I saw as well how there would/could be some process by which my soul "withdraws" from my physical body or is hidden within it, giving the appearance or sensation of separateness, leading to the false belief that the body "belongs" to me, or is "opposed" to me, or has its own individual, separate existence from me, even though I might think that I am its owner — as in "my foot" or "my ankle" or even "my cancer." While in truth it is a material emanation of soul as expressed in foot, or expressed in ankle or even as expressed in cancer.
At one point in my contemplation, my thoughts came crashing. Because it seemed that what I was experiencing - imagining in a very vivid way - was in contradiction with all the language and all that I'd read and heard through the years about the opposition of body and soul. The imprisonment of soul in body. Duality. Separation. Opposition. And the result: suffering, victimization, etc.
In fact, in the Torah (in the 2nd chapter of Genesis) we read that G‑d formed man from the earth and blew a soul into him. If this is so, isn't then the body one thing and the soul another? Doesn't this model conform much more to the body-as-garment model or the soul-imprisoned-in-the-body model or the-soul-making-the- reluctant/painful-descent-into-a-body model?

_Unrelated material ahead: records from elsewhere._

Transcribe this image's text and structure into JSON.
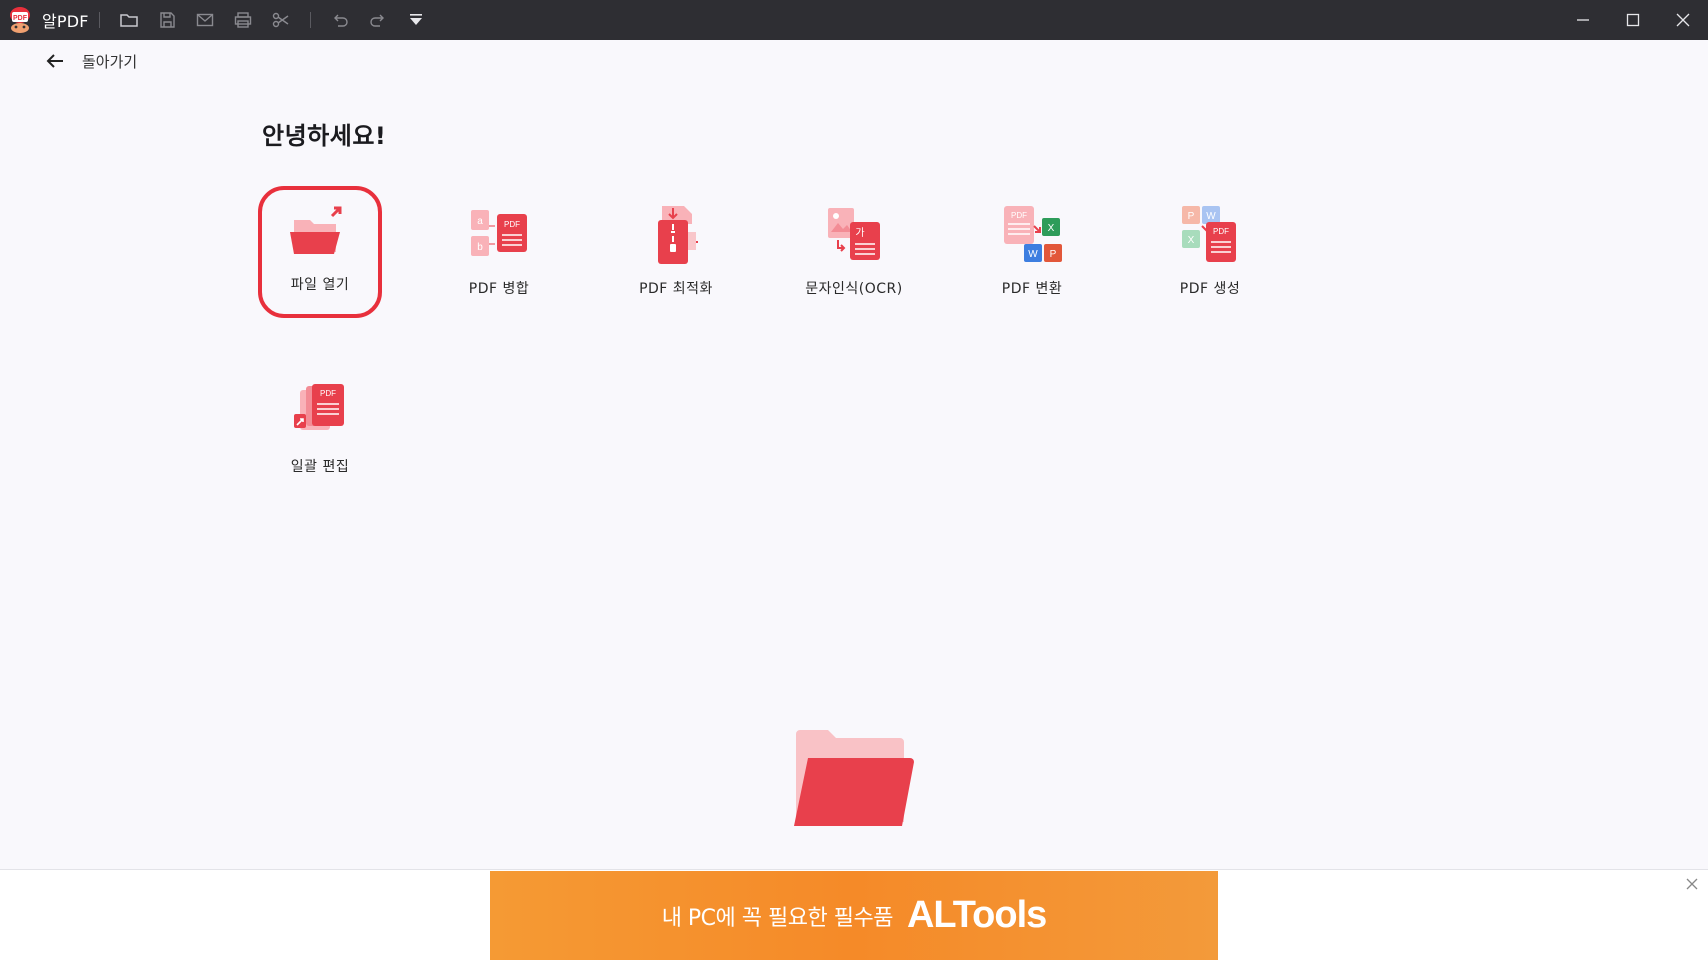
{
  "app": {
    "name": "알PDF"
  },
  "nav": {
    "back_label": "돌아가기"
  },
  "home": {
    "greeting": "안녕하세요!"
  },
  "tools": [
    {
      "label": "파일 열기",
      "icon": "folder-open-icon",
      "selected": true
    },
    {
      "label": "PDF 병합",
      "icon": "pdf-merge-icon"
    },
    {
      "label": "PDF 최적화",
      "icon": "pdf-compress-icon"
    },
    {
      "label": "문자인식(OCR)",
      "icon": "ocr-icon"
    },
    {
      "label": "PDF 변환",
      "icon": "pdf-convert-icon"
    },
    {
      "label": "PDF 생성",
      "icon": "pdf-create-icon"
    },
    {
      "label": "일괄 편집",
      "icon": "batch-edit-icon"
    }
  ],
  "ad": {
    "text": "내 PC에 꼭 필요한 필수품",
    "brand": "ALTools"
  },
  "colors": {
    "accent": "#e8303c",
    "titlebar": "#2e2e33",
    "ad": "#f58a28"
  }
}
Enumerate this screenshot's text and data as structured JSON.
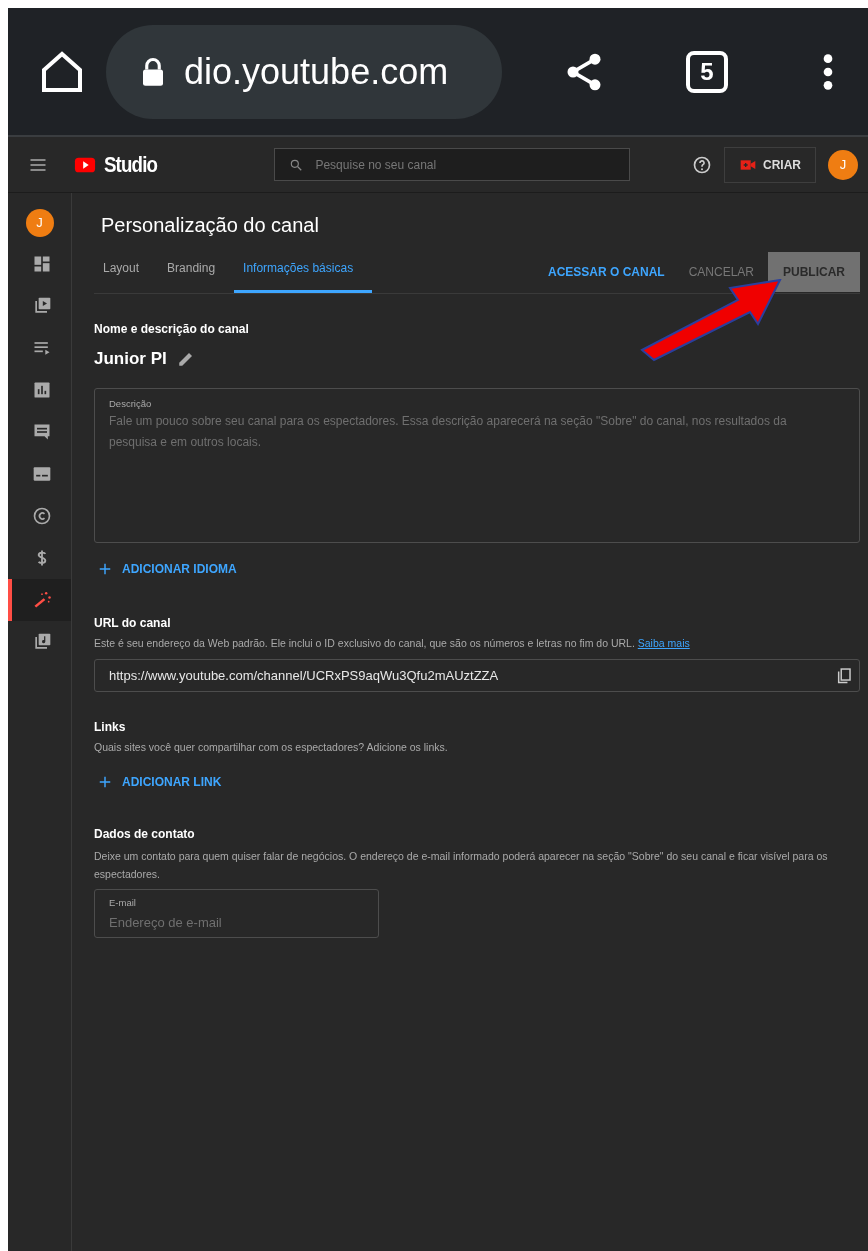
{
  "browser": {
    "url": "dio.youtube.com",
    "tab_count": "5"
  },
  "header": {
    "logo": "Studio",
    "search": {
      "placeholder": "Pesquise no seu canal"
    },
    "create_button": "CRIAR",
    "avatar": "J"
  },
  "sidebar": {
    "avatar": "J",
    "items": [
      {
        "kind": "dashboard",
        "selected": false
      },
      {
        "kind": "content",
        "selected": false
      },
      {
        "kind": "playlists",
        "selected": false
      },
      {
        "kind": "analytics",
        "selected": false
      },
      {
        "kind": "comments",
        "selected": false
      },
      {
        "kind": "subtitles",
        "selected": false
      },
      {
        "kind": "copyright",
        "selected": false
      },
      {
        "kind": "earn",
        "selected": false
      },
      {
        "kind": "customization",
        "selected": true
      },
      {
        "kind": "audio",
        "selected": false
      }
    ]
  },
  "page": {
    "title": "Personalização do canal",
    "tabs": [
      {
        "label": "Layout",
        "selected": false
      },
      {
        "label": "Branding",
        "selected": false
      },
      {
        "label": "Informações básicas",
        "selected": true
      }
    ],
    "actions": [
      {
        "label": "ACESSAR O CANAL",
        "kind": "link"
      },
      {
        "label": "CANCELAR",
        "kind": "text"
      },
      {
        "label": "PUBLICAR",
        "kind": "filled"
      }
    ]
  },
  "name_section": {
    "heading": "Nome e descrição do canal",
    "channel_name": "Junior PI",
    "description": {
      "label": "Descrição",
      "placeholder": "Fale um pouco sobre seu canal para os espectadores. Essa descrição aparecerá na seção \"Sobre\" do canal, nos resultados da pesquisa e em outros locais."
    },
    "add_button": "ADICIONAR IDIOMA"
  },
  "url_section": {
    "heading": "URL do canal",
    "help": "Este é seu endereço da Web padrão. Ele inclui o ID exclusivo do canal, que são os números e letras no fim do URL.",
    "help_link": "Saiba mais",
    "value": "https://www.youtube.com/channel/UCRxPS9aqWu3Qfu2mAUztZZA"
  },
  "links_section": {
    "heading": "Links",
    "help": "Quais sites você quer compartilhar com os espectadores? Adicione os links.",
    "add_button": "ADICIONAR LINK"
  },
  "contact_section": {
    "heading": "Dados de contato",
    "help": "Deixe um contato para quem quiser falar de negócios. O endereço de e-mail informado poderá aparecer na seção \"Sobre\" do seu canal e ficar visível para os espectadores.",
    "email": {
      "label": "E-mail",
      "placeholder": "Endereço de e-mail"
    }
  }
}
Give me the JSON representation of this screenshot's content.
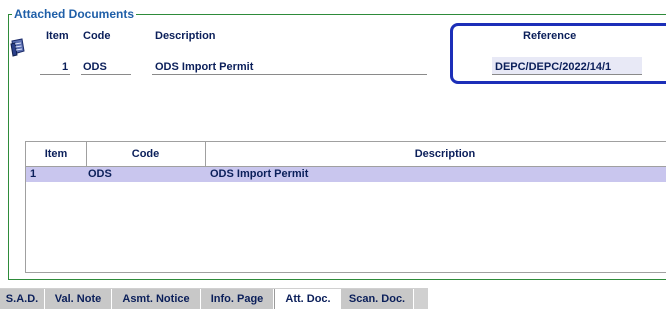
{
  "section": {
    "legend": "Attached Documents"
  },
  "form": {
    "headers": {
      "item": "Item",
      "code": "Code",
      "description": "Description",
      "reference": "Reference"
    },
    "values": {
      "item": "1",
      "code": "ODS",
      "description": "ODS Import Permit",
      "reference": "DEPC/DEPC/2022/14/1"
    }
  },
  "grid": {
    "columns": [
      "Item",
      "Code",
      "Description"
    ],
    "rows": [
      {
        "item": "1",
        "code": "ODS",
        "description": "ODS Import Permit"
      }
    ]
  },
  "tabs": [
    {
      "label": "S.A.D.",
      "active": false
    },
    {
      "label": "Val. Note",
      "active": false
    },
    {
      "label": "Asmt. Notice",
      "active": false
    },
    {
      "label": "Info. Page",
      "active": false
    },
    {
      "label": "Att. Doc.",
      "active": true
    },
    {
      "label": "Scan. Doc.",
      "active": false
    }
  ],
  "icons": {
    "document": "document-scroll-icon"
  },
  "colors": {
    "highlight_box": "#1c2fb8",
    "selected_row": "#c9c6ee",
    "fieldset_border": "#2e8b3a"
  }
}
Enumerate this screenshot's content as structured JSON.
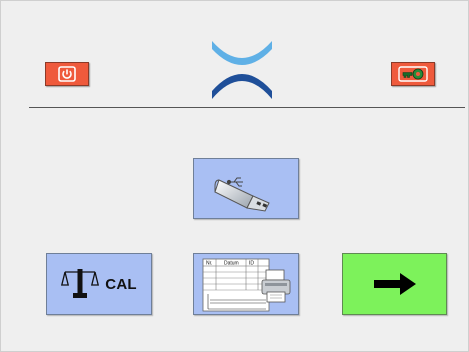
{
  "toolbar": {
    "power": {
      "icon": "power-icon",
      "color": "#ef5a3c"
    },
    "login": {
      "icon": "key-icon",
      "color": "#ef5a3c"
    }
  },
  "logo": {
    "icon": "brand-logo",
    "colors": [
      "#5fb0e6",
      "#1f4f99"
    ]
  },
  "actions": {
    "usb": {
      "icon": "usb-drive-icon",
      "color": "#a9bff3"
    },
    "calibration": {
      "icon": "balance-scale-icon",
      "label": "CAL",
      "color": "#a9bff3"
    },
    "report": {
      "icon": "table-printer-icon",
      "table_headers": [
        "Nr.",
        "Datum",
        "ID"
      ],
      "color": "#a9bff3"
    },
    "next": {
      "icon": "arrow-right-icon",
      "color": "#7df25b"
    }
  }
}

But then I thought that perhaps this is why there are two ways in which the creation of man is described in the Torah. One in the first chapter of Genesis, in which we are simply told that G‑d created man in His image, without any reference to the body/soul dichotomy; and the second account — in Genesis 2 — which describes a soul being breathed into a body. Do these two accounts describe two levels of creation and reality? Or perhaps the second account is the Torah describing a dichotomy that reflects more man's perception of himself, rather than the truth of the emanation of G‑d that he is?
I have no idea. I'm just guessing, or rather, describing the process I went through and seeking clarification.
For me, a person grappling with my relationship with my body (or, should I say, my relationship with body, without the "my"?) the ramifications in perspective and orientation and relationship and even healing are great, or at least they seem to be.
It takes me from being an opponent to being a partner. It redefines healing. It allows for acceptance.